All of this activity occurred regularly and on schedule and as I observed day after day, functioned to train efficient and knowledgeable residents and medical students. But neither the schedule nor the residents made accommodation to include international visitors. Rather, those international visitors assigned to the Pediatrics department seemed to float on the periphery, gathering what information we could from the snatches of English conversation that we overheard during rounds or conference, or from the brief updates we would occasionally solicit from busy interns and residents.

After observing the daily flow for several days without making progress toward being fully part of it, I felt myself becoming more and more frustrated – a feeling that I had have before in making the adjustment to new global sites and global partners. And, perhaps more importantly, a feeling that is a signal to me to step back and evaluate the root of my frustration. The system at our clinical rotation site is set up to train Nepali pediatricians – to understand the pathophysiology and epidemiology of disease in their region; to think critically about the resources available to obtain a diagnosis (incorporating the financial limitations of the patient’s family and the systemic limitations); and to weigh the risks of therapy compared to undertreatment.

As one of a cycle of short-term visitors, my lack of knowledge of many of these elements, in addition to the language limitations disrupts this system. To accommodate my limitations to better include me in the daily flow would require taking an intern away from their work, or the payment of an additional staff member to serve as an intermediary. Both of these options stress a system that is already fraught with sparse manpower and financial resources. To operate as a clinician independent of one of the residents would compromise the care delivered to the patients and be both medically and ethically unsound.

Though the experience is not what I expected, I did not come away empty-handed. Instead, as an observer I was better able to reflect on the role that international medical students, physicians, and health care providers can play in global health. In this system and many others like it, perhaps my most important and least detrimental contribution is to be an engaged observer, rather than a direct participant. In this role, visiting providers can contribute an outside perspective in to a system, and in turn incorporate their observations in to the care that they provide to their patients and the systems in which they work. This for me is the richness that global health brings to practice.
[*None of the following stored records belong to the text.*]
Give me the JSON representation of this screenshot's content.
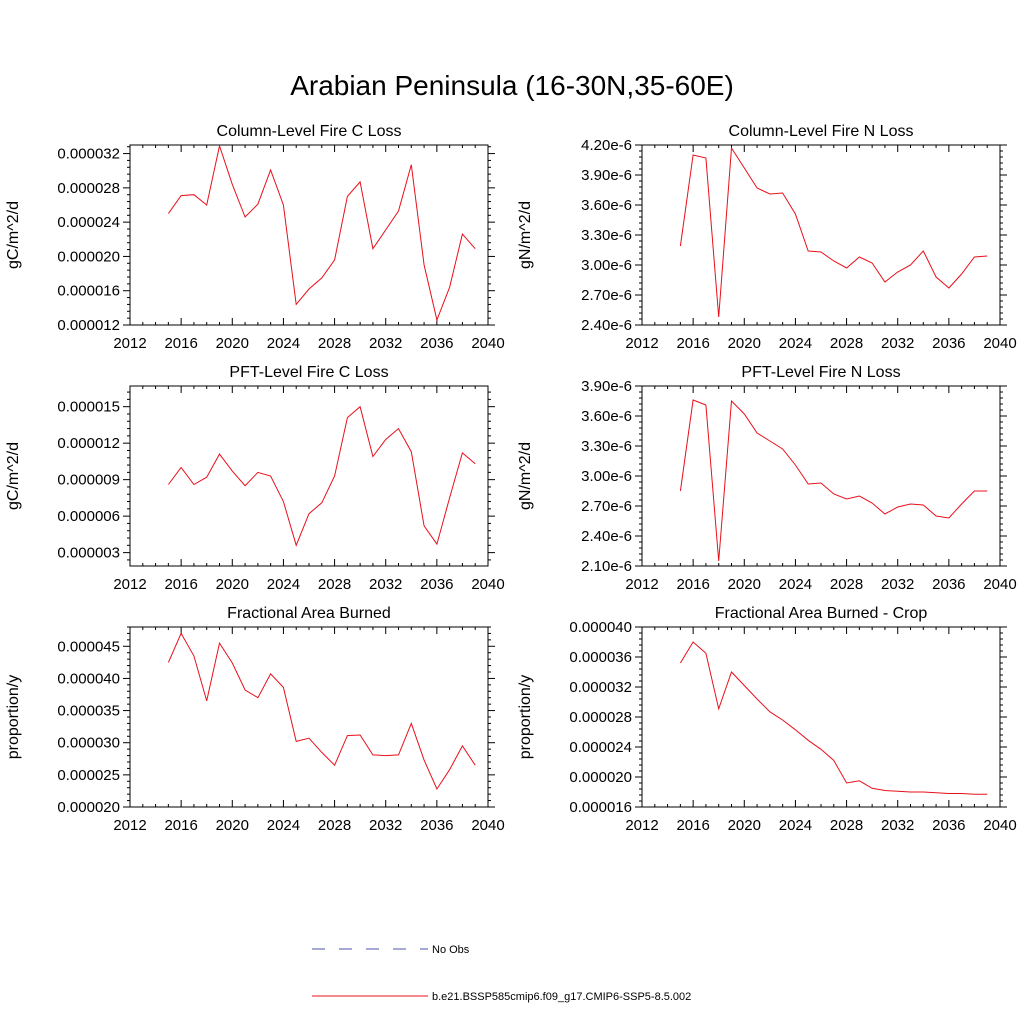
{
  "figure": {
    "title": "Arabian Peninsula (16-30N,35-60E)"
  },
  "legend": [
    {
      "label": "No Obs",
      "color": "#4a55a8",
      "dashed": true
    },
    {
      "label": "b.e21.BSSP585cmip6.f09_g17.CMIP6-SSP5-8.5.002",
      "color": "#e8101b",
      "dashed": false
    }
  ],
  "chart_data": [
    {
      "type": "line",
      "title": "Column-Level Fire C Loss",
      "ylabel": "gC/m^2/d",
      "xlim": [
        2012,
        2040
      ],
      "ylim": [
        1.2e-05,
        3.3e-05
      ],
      "x_ticks": [
        2012,
        2016,
        2020,
        2024,
        2028,
        2032,
        2036,
        2040
      ],
      "y_ticks": [
        1.2e-05,
        1.6e-05,
        2e-05,
        2.4e-05,
        2.8e-05,
        3.2e-05
      ],
      "y_tick_labels": [
        "0.000012",
        "0.000016",
        "0.000020",
        "0.000024",
        "0.000028",
        "0.000032"
      ],
      "x": [
        2015,
        2016,
        2017,
        2018,
        2019,
        2020,
        2021,
        2022,
        2023,
        2024,
        2025,
        2026,
        2027,
        2028,
        2029,
        2030,
        2031,
        2032,
        2033,
        2034,
        2035,
        2036,
        2037,
        2038,
        2039
      ],
      "values": [
        2.5e-05,
        2.71e-05,
        2.72e-05,
        2.6e-05,
        3.29e-05,
        2.84e-05,
        2.46e-05,
        2.61e-05,
        3.01e-05,
        2.6e-05,
        1.44e-05,
        1.62e-05,
        1.75e-05,
        1.96e-05,
        2.7e-05,
        2.87e-05,
        2.09e-05,
        2.31e-05,
        2.53e-05,
        3.07e-05,
        1.9e-05,
        1.26e-05,
        1.64e-05,
        2.26e-05,
        2.09e-05
      ]
    },
    {
      "type": "line",
      "title": "Column-Level Fire N Loss",
      "ylabel": "gN/m^2/d",
      "xlim": [
        2012,
        2040
      ],
      "ylim": [
        2.4e-06,
        4.2e-06
      ],
      "x_ticks": [
        2012,
        2016,
        2020,
        2024,
        2028,
        2032,
        2036,
        2040
      ],
      "y_ticks": [
        2.4e-06,
        2.7e-06,
        3e-06,
        3.3e-06,
        3.6e-06,
        3.9e-06,
        4.2e-06
      ],
      "y_tick_labels": [
        "2.40e-6",
        "2.70e-6",
        "3.00e-6",
        "3.30e-6",
        "3.60e-6",
        "3.90e-6",
        "4.20e-6"
      ],
      "x": [
        2015,
        2016,
        2017,
        2018,
        2019,
        2020,
        2021,
        2022,
        2023,
        2024,
        2025,
        2026,
        2027,
        2028,
        2029,
        2030,
        2031,
        2032,
        2033,
        2034,
        2035,
        2036,
        2037,
        2038,
        2039
      ],
      "values": [
        3.19e-06,
        4.1e-06,
        4.07e-06,
        2.48e-06,
        4.17e-06,
        3.97e-06,
        3.77e-06,
        3.71e-06,
        3.72e-06,
        3.51e-06,
        3.14e-06,
        3.13e-06,
        3.04e-06,
        2.97e-06,
        3.08e-06,
        3.02e-06,
        2.83e-06,
        2.93e-06,
        3e-06,
        3.14e-06,
        2.88e-06,
        2.77e-06,
        2.91e-06,
        3.08e-06,
        3.09e-06
      ]
    },
    {
      "type": "line",
      "title": "PFT-Level Fire C Loss",
      "ylabel": "gC/m^2/d",
      "xlim": [
        2012,
        2040
      ],
      "ylim": [
        1.9e-06,
        1.67e-05
      ],
      "x_ticks": [
        2012,
        2016,
        2020,
        2024,
        2028,
        2032,
        2036,
        2040
      ],
      "y_ticks": [
        3e-06,
        6e-06,
        9e-06,
        1.2e-05,
        1.5e-05
      ],
      "y_tick_labels": [
        "0.000003",
        "0.000006",
        "0.000009",
        "0.000012",
        "0.000015"
      ],
      "x": [
        2015,
        2016,
        2017,
        2018,
        2019,
        2020,
        2021,
        2022,
        2023,
        2024,
        2025,
        2026,
        2027,
        2028,
        2029,
        2030,
        2031,
        2032,
        2033,
        2034,
        2035,
        2036,
        2037,
        2038,
        2039
      ],
      "values": [
        8.6e-06,
        1e-05,
        8.6e-06,
        9.2e-06,
        1.11e-05,
        9.7e-06,
        8.5e-06,
        9.6e-06,
        9.3e-06,
        7.2e-06,
        3.6e-06,
        6.2e-06,
        7.1e-06,
        9.3e-06,
        1.41e-05,
        1.5e-05,
        1.09e-05,
        1.23e-05,
        1.32e-05,
        1.13e-05,
        5.2e-06,
        3.7e-06,
        7.5e-06,
        1.12e-05,
        1.03e-05
      ]
    },
    {
      "type": "line",
      "title": "PFT-Level Fire N Loss",
      "ylabel": "gN/m^2/d",
      "xlim": [
        2012,
        2040
      ],
      "ylim": [
        2.1e-06,
        3.9e-06
      ],
      "x_ticks": [
        2012,
        2016,
        2020,
        2024,
        2028,
        2032,
        2036,
        2040
      ],
      "y_ticks": [
        2.1e-06,
        2.4e-06,
        2.7e-06,
        3e-06,
        3.3e-06,
        3.6e-06,
        3.9e-06
      ],
      "y_tick_labels": [
        "2.10e-6",
        "2.40e-6",
        "2.70e-6",
        "3.00e-6",
        "3.30e-6",
        "3.60e-6",
        "3.90e-6"
      ],
      "x": [
        2015,
        2016,
        2017,
        2018,
        2019,
        2020,
        2021,
        2022,
        2023,
        2024,
        2025,
        2026,
        2027,
        2028,
        2029,
        2030,
        2031,
        2032,
        2033,
        2034,
        2035,
        2036,
        2037,
        2038,
        2039
      ],
      "values": [
        2.85e-06,
        3.76e-06,
        3.71e-06,
        2.15e-06,
        3.75e-06,
        3.62e-06,
        3.43e-06,
        3.35e-06,
        3.27e-06,
        3.11e-06,
        2.92e-06,
        2.93e-06,
        2.82e-06,
        2.77e-06,
        2.8e-06,
        2.73e-06,
        2.62e-06,
        2.69e-06,
        2.72e-06,
        2.71e-06,
        2.6e-06,
        2.58e-06,
        2.72e-06,
        2.85e-06,
        2.85e-06
      ]
    },
    {
      "type": "line",
      "title": "Fractional Area Burned",
      "ylabel": "proportion/y",
      "xlim": [
        2012,
        2040
      ],
      "ylim": [
        2e-05,
        4.8e-05
      ],
      "x_ticks": [
        2012,
        2016,
        2020,
        2024,
        2028,
        2032,
        2036,
        2040
      ],
      "y_ticks": [
        2e-05,
        2.5e-05,
        3e-05,
        3.5e-05,
        4e-05,
        4.5e-05
      ],
      "y_tick_labels": [
        "0.000020",
        "0.000025",
        "0.000030",
        "0.000035",
        "0.000040",
        "0.000045"
      ],
      "x": [
        2015,
        2016,
        2017,
        2018,
        2019,
        2020,
        2021,
        2022,
        2023,
        2024,
        2025,
        2026,
        2027,
        2028,
        2029,
        2030,
        2031,
        2032,
        2033,
        2034,
        2035,
        2036,
        2037,
        2038,
        2039
      ],
      "values": [
        4.25e-05,
        4.7e-05,
        4.35e-05,
        3.65e-05,
        4.55e-05,
        4.24e-05,
        3.82e-05,
        3.7e-05,
        4.07e-05,
        3.86e-05,
        3.02e-05,
        3.07e-05,
        2.85e-05,
        2.65e-05,
        3.11e-05,
        3.12e-05,
        2.81e-05,
        2.8e-05,
        2.81e-05,
        3.3e-05,
        2.73e-05,
        2.28e-05,
        2.58e-05,
        2.95e-05,
        2.65e-05
      ]
    },
    {
      "type": "line",
      "title": "Fractional Area Burned - Crop",
      "ylabel": "proportion/y",
      "xlim": [
        2012,
        2040
      ],
      "ylim": [
        1.6e-05,
        4e-05
      ],
      "x_ticks": [
        2012,
        2016,
        2020,
        2024,
        2028,
        2032,
        2036,
        2040
      ],
      "y_ticks": [
        1.6e-05,
        2e-05,
        2.4e-05,
        2.8e-05,
        3.2e-05,
        3.6e-05,
        4e-05
      ],
      "y_tick_labels": [
        "0.000016",
        "0.000020",
        "0.000024",
        "0.000028",
        "0.000032",
        "0.000036",
        "0.000040"
      ],
      "x": [
        2015,
        2016,
        2017,
        2018,
        2019,
        2020,
        2021,
        2022,
        2023,
        2024,
        2025,
        2026,
        2027,
        2028,
        2029,
        2030,
        2031,
        2032,
        2033,
        2034,
        2035,
        2036,
        2037,
        2038,
        2039
      ],
      "values": [
        3.52e-05,
        3.8e-05,
        3.65e-05,
        2.91e-05,
        3.4e-05,
        3.22e-05,
        3.04e-05,
        2.87e-05,
        2.76e-05,
        2.63e-05,
        2.49e-05,
        2.37e-05,
        2.22e-05,
        1.92e-05,
        1.95e-05,
        1.85e-05,
        1.82e-05,
        1.81e-05,
        1.8e-05,
        1.8e-05,
        1.79e-05,
        1.78e-05,
        1.78e-05,
        1.77e-05,
        1.77e-05
      ]
    }
  ]
}
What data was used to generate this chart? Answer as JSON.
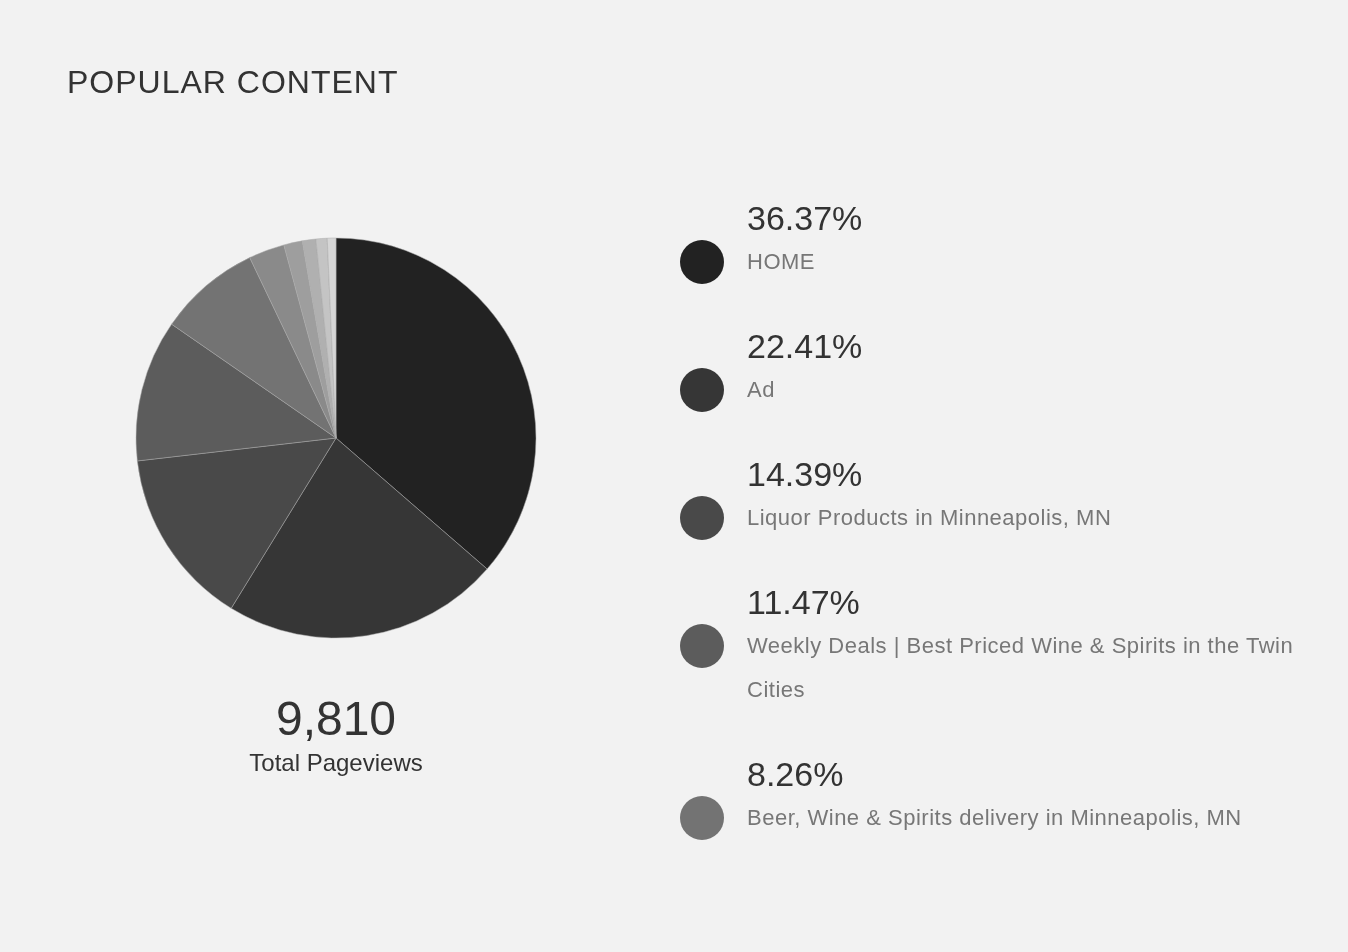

Meg earned her bachelor’s degree in biology from Amherst College before volunteering on an intensive sustainable development project in Sierra Leone. As a medical student at Emory University, she continued to work on health in low-resource settings during several surgical trips to Haiti. She received her MPH in global health from Emory, then as a Fogarty Fellow, investigated the role that pediatricians play in preventing childhood injuries in Hyderabad, India. She is now a second year resident at LPCH.

Her rotation in Ecuador was supported by the Mary Duke Biddle Scholars Program.